Once a fuel-air mixture has developed, any spark or flame can cause it to explode: either from the heater used to evaporate the butane, or (not uncommonly) from the personal jazz cigarette or bong of the producer. It appears that the luckless Colorado Springs oilman may have been indulging in his own (or a related) product during the explosion, as following the blast his first move was to mount an addled, ineffectual armed robbery at the garage where he lost his equipment.

Despite being reportedly armed with a machete and a hatchet, the unnamed THC connoisseur was unable to carry out his master plan of stealing the power cables off a washer and dryer at the garage.

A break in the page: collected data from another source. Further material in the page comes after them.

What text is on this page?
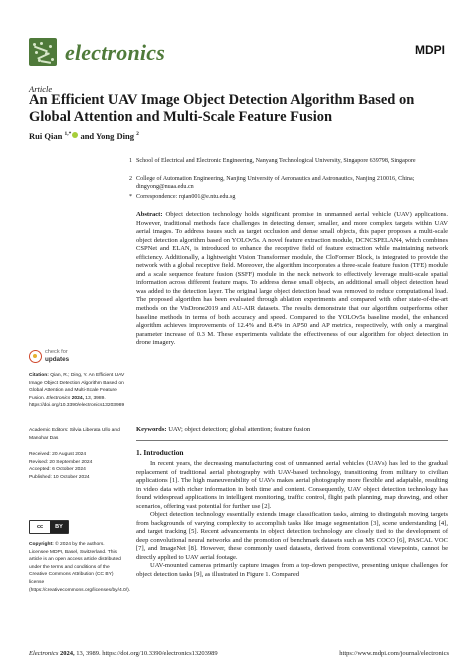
electronics	MDPI
Article
An Efficient UAV Image Object Detection Algorithm Based on Global Attention and Multi-Scale Feature Fusion
Rui Qian $^{1,*}$ and Yong Ding $^2$
1 School of Electrical and Electronic Engineering, Nanyang Technological University, Singapore 639798, Singapore
2 College of Automation Engineering, Nanjing University of Aeronautics and Astronautics, Nanjing 210016, China; dingyong@nuaa.edu.cn
* Correspondence: rqian001@e.ntu.edu.sg
Abstract: Object detection technology holds significant promise in unmanned aerial vehicle (UAV) applications. However, traditional methods face challenges in detecting denser, smaller, and more complex targets within UAV aerial images. To address issues such as target occlusion and dense small objects, this paper proposes a multi-scale object detection algorithm based on YOLOv5s. A novel feature extraction module, DCNCSPELAN4, which combines CSPNet and ELAN, is introduced to enhance the receptive field of feature extraction while maintaining network efficiency. Additionally, a lightweight Vision Transformer module, the CloFormer Block, is integrated to provide the network with a global receptive field. Moreover, the algorithm incorporates a three-scale feature fusion (TFE) module and a scale sequence feature fusion (SSFF) module in the neck network to effectively leverage multi-scale spatial information across different feature maps. To address dense small objects, an additional small object detection head was added to the detection layer. The original large object detection head was removed to reduce computational load. The proposed algorithm has been evaluated through ablation experiments and compared with other state-of-the-art methods on the VisDrone2019 and AU-AIR datasets. The results demonstrate that our algorithm outperforms other baseline methods in terms of both accuracy and speed. Compared to the YOLOv5s baseline model, the enhanced algorithm achieves improvements of 12.4% and 8.4% in AP50 and AP metrics, respectively, with only a marginal parameter increase of 0.3 M. These experiments validate the effectiveness of our algorithm for object detection in drone imagery.
Keywords: UAV; object detection; global attention; feature fusion
check for
updates
Citation: Qian, R.; Ding, Y. An Efficient UAV Image Object Detection Algorithm Based on Global Attention and Multi-Scale Feature Fusion. Electronics 2024, 13, 3989. https://doi.org/10.3390/electronics13203989
Academic Editors: Silvia Liberata Ullo and Manohar Das
Received: 20 August 2024
Revised: 20 September 2024
Accepted: 6 October 2024
Published: 10 October 2024
cc	BY
Copyright: © 2024 by the authors. Licensee MDPI, Basel, Switzerland. This article is an open access article distributed under the terms and conditions of the Creative Commons Attribution (CC BY) license (https://creativecommons.org/licenses/by/4.0/).
1. Introduction

In recent years, the decreasing manufacturing cost of unmanned aerial vehicles (UAVs) has led to the gradual replacement of traditional aerial photography with UAV-based technology, transitioning from military to civilian applications [1]. The high maneuverability of UAVs makes aerial photography more flexible and adaptable, resulting in video data with richer information in both time and content. Consequently, UAV object detection technology has found widespread applications in intelligent monitoring, traffic control, flight path planning, map drawing, and other scenarios, offering vast potential for further use [2].

Object detection technology essentially extends image classification tasks, aiming to distinguish moving targets from backgrounds of varying complexity to accomplish tasks like image segmentation [3], scene understanding [4], and target tracking [5]. Recent advancements in object detection technology are closely tied to the development of deep convolutional neural networks and the promotion of benchmark datasets such as MS COCO [6], PASCAL VOC [7], and ImageNet [8]. However, these commonly used datasets, derived from conventional viewpoints, cannot be directly applied to UAV aerial footage.

UAV-mounted cameras primarily capture images from a top-down perspective, presenting unique challenges for object detection tasks [9], as illustrated in Figure 1. Compared

Electronics 2024, 13, 3989. https://doi.org/10.3390/electronics13203989	https://www.mdpi.com/journal/electronics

Instead he received a punch in the face from a testy mechanic before stumbling off towards the motel where concerned staff called the emergency services.

The responding tin cop and his fleshy colleagues, having dealt with the potentially deadly marijuana pipe/bomb duffle bag, later found the Mad Bonger's campsite blackened and devastated by the blast during which he and his companion had been baked.